Integrate Spark-SQL with Hive

Integrate Spark-SQL with Hive when you want to run Spark-SQL queries on Hive tables.

Spark 1.5.2 and Spark 1.6.1 are built using Hive 1.2 artifacts; however, you can configure Spark-SQL to work with Hive 0.13 and Hive 1.0. Spark 1.3.1 and Spark 1.4.1 are build using Hive 0.13;other versions of Hive are not supported with Spark-SQL. For additional details on Spark-SQL and Hive support, see Spark Feature Support.

Note: If you installed Spark with the MapR Installer, the following steps are not required.
  1. Copy hive-site.xml file into the SPARK_HOME/conf directory so that Spark and Spark-SQL recognize the Hive Metastore configuration.
  2. Configure the Hive version in the /opt/mapr/spark/spark-<version>/mapr-util/compatibility.version file:
    hive_versions=<version>
  3. If you are running Spark 1.5.2 or Spark 1.6.1, add the following additional properties to the /opt/mapr/spark/spark-<version>/conf/spark-defaults.conf file:
    Property Configuration Requirements
    spark.yarn.dist.files Option 1: For Spark on YARN, specify the location of the hive-site.xml and the datanucleus JARs.
    /opt/mapr/hive/hive-<hive-version>/conf/hive-site.xml,/opt/mapr/hive/<version>/lib/datanucleus-api-jdo-<version>.jar,/opt/mapr/hive/<version>/lib/datanucleus-core-<version>.jar,/opt/mapr/hive/hive-1.2/lib/datanucleus-rdbms-<version>.jar
    Option 2:For Spark on YARN, store hive-site.xml and datanucleus JARs on MapR-FS and use the following syntax:
    maprfs:///<path to hive-site.xml>,maprfs:///<path to datanucleus jar files>
    spark.sql.hive.metastore.version Specify the Hive version that you are using:
    • For Hive 1.2.0, set the value to 1.2.0
    • For Hive 0.13, set the value to 0.13
    • For Hive 1.0, set the value to 1.0.0
    spark.sql.hive.metastore.jars Specify the classpath to JARS for Hive, Hive dependencies, and Hadoop.
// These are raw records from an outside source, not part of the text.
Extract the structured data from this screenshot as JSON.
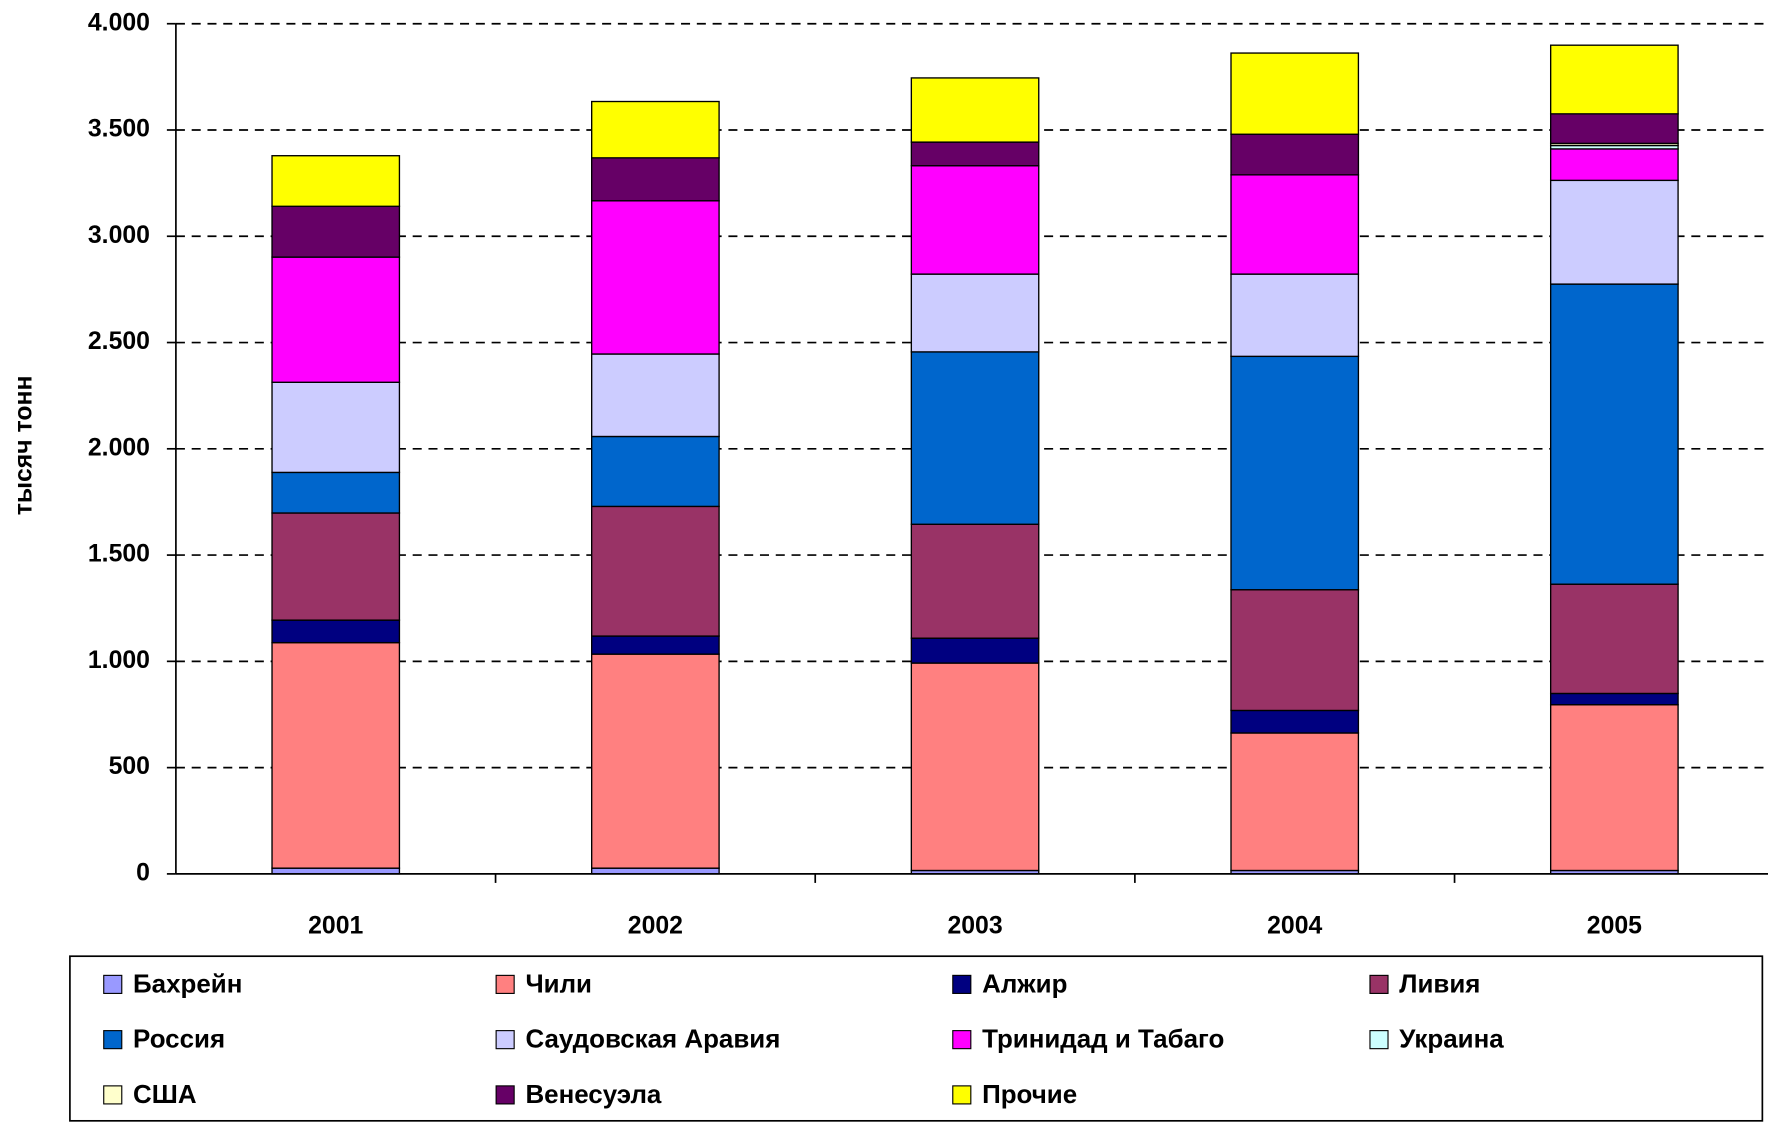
{
  "chart_data": {
    "type": "bar",
    "stacked": true,
    "y_label": "тысяч  тонн",
    "categories": [
      "2001",
      "2002",
      "2003",
      "2004",
      "2005"
    ],
    "series": [
      {
        "name": "Бахрейн",
        "color": "#9999ff",
        "values": [
          27,
          27,
          16,
          16,
          16
        ]
      },
      {
        "name": "Чили",
        "color": "#ff8080",
        "values": [
          1061,
          1007,
          976,
          647,
          780
        ]
      },
      {
        "name": "Алжир",
        "color": "#000080",
        "values": [
          106,
          85,
          117,
          106,
          53
        ]
      },
      {
        "name": "Ливия",
        "color": "#993366",
        "values": [
          504,
          610,
          536,
          568,
          514
        ]
      },
      {
        "name": "Россия",
        "color": "#0066cc",
        "values": [
          191,
          329,
          811,
          1098,
          1412
        ]
      },
      {
        "name": "Саудовская Аравия",
        "color": "#ccccff",
        "values": [
          424,
          388,
          366,
          387,
          488
        ]
      },
      {
        "name": "Тринидад и Табаго",
        "color": "#ff00ff",
        "values": [
          589,
          721,
          510,
          467,
          148
        ]
      },
      {
        "name": "Украина",
        "color": "#ccffff",
        "values": [
          0,
          0,
          0,
          0,
          16
        ]
      },
      {
        "name": "США",
        "color": "#ffffcc",
        "values": [
          0,
          0,
          0,
          0,
          10
        ]
      },
      {
        "name": "Венесуэла",
        "color": "#660066",
        "values": [
          239,
          202,
          111,
          191,
          139
        ]
      },
      {
        "name": "Прочие",
        "color": "#ffff00",
        "values": [
          238,
          265,
          302,
          382,
          323
        ]
      }
    ],
    "ylim": [
      0,
      4000
    ],
    "yticks": [
      0,
      500,
      {
        "value": 1000,
        "label": "1.000"
      },
      {
        "value": 1500,
        "label": "1.500"
      },
      {
        "value": 2000,
        "label": "2.000"
      },
      {
        "value": 2500,
        "label": "2.500"
      },
      {
        "value": 3000,
        "label": "3.000"
      },
      {
        "value": 3500,
        "label": "3.500"
      },
      {
        "value": 4000,
        "label": "4.000"
      }
    ],
    "grid": true,
    "legend": "bottom"
  }
}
These files must be available on the node from which you submit Spark jobs.
    /opt/mapr/hadoop/hadoop-<hadoop-version>/etc/hadoop:/opt/mapr/hadoop/hadoop-<hadoop-version>/share/hadoop/common/lib/*:<rest of hadoop classpath>:/opt/mapr/hive/hive-<version>/lib/accumulo-core-<version>.jar:/opt/mapr/hive/hive-<version>/lib/hive-contrib-<version>.jar:<rest of hive classpath>
    For example, if you run Spark 1.5.2 with Hive 1.2 you can set the following classpath:
    /opt/mapr/hadoop/hadoop-2.7.0/etc/hadoop:/opt/mapr/hadoop/hadoop-2.7.0/share/hadoop/common/lib/*:/opt/mapr/hadoop/hadoop-2.7.0/share/hadoop/common/*:/opt/mapr/hadoop/./hadoop-2.7.0/share/hadoop/mapreduce/*:/opt/mapr/hadoop/hadoop-2.7.0/share/hadoop/yarn/*:/opt/mapr/hive/hive-1.2/lib/accumulo-core-1.6.0.jar:/opt/mapr/hive/hive-1.2/lib/hive-contrib-1.2.0-mapr-1508.jar:/opt/mapr/hive/hive-1.2/lib/*

    For more information, see the Apache Spark documentation.

  4. To verify the integration, run the following command as the mapr user or as a user that mapr impersonates:
    MASTER=<master-url> <spark-home>/bin/run-example sql.hive.HiveFromSpark

    The master URL for the cluster is either spark://<host>:7077 , yarn-client, or yarn-cluster.

Note: The default port for both HiveServer 2 and the Spark Thrift server is 10000. Therefore, before you start the Spark Thrift server on node where HiveServer 2 is running, verify that there is no port conflict.